Страхолюдина что-то лениво молотила огромными челюстями, а потом подняла морду и громко, словно не доенная корова, замычала. От сих мерзких звуков Дрозд едва не свалился прямо чудовищу на рога! Дернулся, ухватился покрепче за ствол да принялся истово молиться, прося заступа у Господа и всех святых, которых помнил.
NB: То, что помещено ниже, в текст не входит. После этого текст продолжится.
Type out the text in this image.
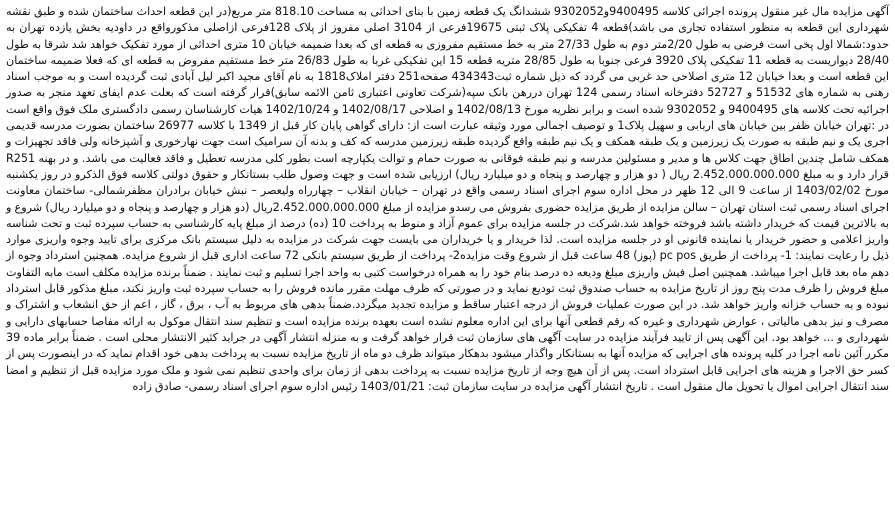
آگهی مزایده مال غیر منقول پرونده اجرائی کلاسه 9400495و9302052 ششدانگ یک قطعه زمین با بنای احداثی به مساحت 818.10 متر مربع(در این قطعه احداث ساختمان شده و طبق نقشه شهرداری این قطعه به منظور استفاده تجاری می باشد)قطعه 4 تفکیکی پلاک ثبتی 19675فرعی از 3104 اصلی مفروز از پلاک 128فرعی ازاصلی مذکورواقع در داودیه بخش یازده تهران به حدود:شمالا اول پخی است فرضی به طول 2/20متر دوم به طول 27/33 متر به خط مستقیم مفروزی به قطعه ای که بعدا ضمیمه خیابان 10 متری احداثی از مورد تفکیک خواهد شد شرقا به طول 28/40 دیواریست به قطعه 11 تفکیکی پلاک 3920 فرعی جنوبا به طول 28/85 متریه قطعه 15 این تفکیکی غربا به طول 26/83 متر خط مستقیم مفروض به قطعه ای که فعلا ضمیمه ساختمان این قطعه است و بعدا خیابان 12 متری اصلاحی حد غربی می گردد که ذیل شماره ثبت434343 صفحه251 دفتر املاک1818 به نام آقای مجید اکبر لیل آبادی ثبت گردیده است و به موجب اسناد رهنی به شماره های 51532 و 52727 دفترخانه اسناد رسمی 124 تهران دررهن بانک سپه(شرکت تعاونی اعتباری ثامن الائمه سابق)قرار گرفته است که بعلت عدم ایفای تعهد منجر به صدور اجرائیه تحت کلاسه های 9400495 و 9302052 شده است و برابر نظریه مورخ 1402/08/13 و اصلاحی 1402/08/17 و 1402/10/24 هیات کارشناسان رسمی دادگستری ملک فوق واقع است در :تهران خیابان ظفر بین خیابان های اربابی و سهیل پلاک1 و توصیف اجمالی مورد وثیقه عبارت است از: دارای گواهی پایان کار قبل از 1349 با کلاسه 26977 ساختمان بصورت مدرسه قدیمی اجری یک و نیم طبقه به صورت یک زیرزمین و یک طبقه همکف و یک نیم طبقه واقع گردیده طبقه زیرزمین مدرسه که کف و بدنه آن سرامیک است جهت نهارخوری و آشپزخانه ولی فاقد تجهیزات و همکف شامل چندین اطاق جهت کلاس ها و مدیر و مسئولین مدرسه و نیم طبقه فوقانی به صورت حمام و توالت یکپارچه است بطور کلی مدرسه تعطیل و فاقد فعالیت می باشد. و در بهنه R251 قرار دارد و به مبلغ 2.452.000.000.000 ریال ( دو هزار و چهارصد و پنجاه و دو میلیارد ریال) ارزیابی شده است و جهت وصول طلب بستانکار و حقوق دولتی کلاسه فوق الذکرو در روز یکشنبه مورخ 1403/02/02 از ساعت 9 الی 12 ظهر در محل اداره سوم اجرای اسناد رسمی واقع در تهران – خیابان انقلاب – چهارراه ولیعصر – نبش خیابان برادران مظفرشمالی- ساختمان معاونت اجرای اسناد رسمی ثبت استان تهران – سالن مزایده از طریق مزایده حضوری بفروش می رسدو مزایده از مبلغ 2.452.000.000.000ریال (دو هزار و چهارصد و پنجاه و دو میلیارد ریال) شروع و به بالاترین قیمت که خریدار داشته باشد فروخته خواهد شد.شرکت در جلسه مزایده برای عموم آزاد و منوط به پرداخت 10 (ده) درصد از مبلغ پایه کارشناسی به حساب سپرده ثبت و تحت شناسه واریز اعلامی و حضور خریدار یا نماینده قانونی او در جلسه مزایده است. لذا خریدار و یا خریداران می بایست جهت شرکت در مزایده به دلیل سیستم بانک مرکزی برای تایید وجوه واریزی موارد ذیل را رعایت نمایند: 1- پرداخت از طریق pc pos (پوز) 48 ساعت قبل از شروع وقت مزایده2- پرداخت از طریق سیستم بانکی 72 ساعت اداری قبل از شروع مزایده. همچنین استرداد وجوه از دهم ماه بعد قابل اجرا میباشد. همچنین اصل فیش واریزی مبلغ ودیعه ده درصد بنام خود را به همراه درخواست کتبی به واحد اجرا تسلیم و ثبت نمایند . ضمناً برنده مزایده مکلف است مابه التفاوت مبلغ فروش را ظرف مدت پنج روز از تاریخ مزایده به حساب صندوق ثبت تودیع نماید و در صورتی که ظرف مهلت مقرر مانده فروش را به حساب سپرده ثبت واریز نکند، مبلغ مذکور قابل استرداد نبوده و به حساب خزانه واریز خواهد شد. در این صورت عملیات فروش از درجه اعتبار ساقط و مزایده تجدید میگردد.ضمناً بدهی های مربوط به آب ، برق ، گاز ، اعم از حق انشعاب و اشتراک و مصرف و نیز بدهی مالیاتی ، عوارض شهرداری و غیره که رقم قطعی آنها برای این اداره معلوم نشده است بعهده برنده مزایده است و تنظیم سند انتقال موکول به ارائه مفاصا حسابهای دارایی و شهرداری و ... خواهد بود. این آگهی پس از تایید فرآیند مزایده در سایت آگهی های سازمان ثبت قرار خواهد گرفت و به منزله انتشار آگهی در جراید کثیر الانتشار محلی است . ضمناً برابر ماده 39 مکرر آئین نامه اجرا در کلیه پرونده های اجرایی که مزایده آنها به بستانکار واگذار میشود بدهکار میتواند ظرف دو ماه از تاریخ مزایده نسبت به پرداخت بدهی خود اقدام نماید که در اینصورت پس از کسر حق الاجرا و هزینه های اجرایی قابل استرداد است. پس از آن هیچ وجه از تاریخ مزایده نسبت به پرداخت بدهی از زمان برای واحدی تنظیم نمی شود و ملک مورد مزایده قبل از تنظیم و امضا سند انتقال اجرایی اموال یا تحویل مال منقول است . تاریخ انتشار آگهی مزایده در سایت سازمان ثبت: 1403/01/21 رئیس اداره سوم اجرای اسناد رسمی- صادق زاده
Огромная ящерица беглого казака заметила, посмотрела, как показалось испуганному Карасеву – грозно, и, плотоядно облизнувшись, ткнула сосну рогатой башкою. Дерево задрожало, а Дрозд, дабы не дожидаться верной гибели, спустился на пару веток вниз с другой стороны от чудища, да, улучив момент, спрыгнул и бросился бежать со всех ног, не видя того, как вдруг появившийся в небе зубастый дракон с кожистыми крыльями, завидев бегущего казака, резко спланировал вниз и… Нет, не изрыгал адское пламя! Просто налетел, схватил бегущего Дрозда когтями, да поднял в небо, словно орел стервятник овцу. Замахал нелепыми, словно у летучей мыши, крыльями, размахом сажени в две, да понес схваченного бедолагу Карасева, бог весть куда! Скорее всего, в свое гнездовье, на пищу жадным до свежего мяса птенцам, таким же зубастым драконам.
Глава 6
Дорога к солнцу
Зима 1583 г. П-ов Ямал
Отметили Рождество, странное – теплое, даже жаркое, без снега! Чем дальше к северу плыли казаки, тем Обь-река становилась шире, а вскоре впереди показалась синью без конца и без края. Низкий болотистый берег, густо-зеленый от покрывающих его высоких папоротников, причудливых кустов и деревьев, тянулся по левому борту, справа же били волны, и, кроме них, не было больше ничего.
– Большая вода! – орудуя веслом, с испуганным восторгом воскликнул Силантий. – Окиян-море.
– Нет, – кормщик Кольша Огнев рассмеялся. – То не море – просто широкая протока, губа.
– А ты откель знаешь?
– Ба! Я про обдорскую землю еще дома слыхал, в Холмогорах, дак. В старину раньше хаживали!
– А, ты же из поморов.
– И что ты слыхал? – заинтересованно повернул голову атаман.
Кормщик смутился:
– Да так, ничего такого, особенного. Обычная северная земля, как блин, плоская. Почти полгода – ночь непроглядная, холод.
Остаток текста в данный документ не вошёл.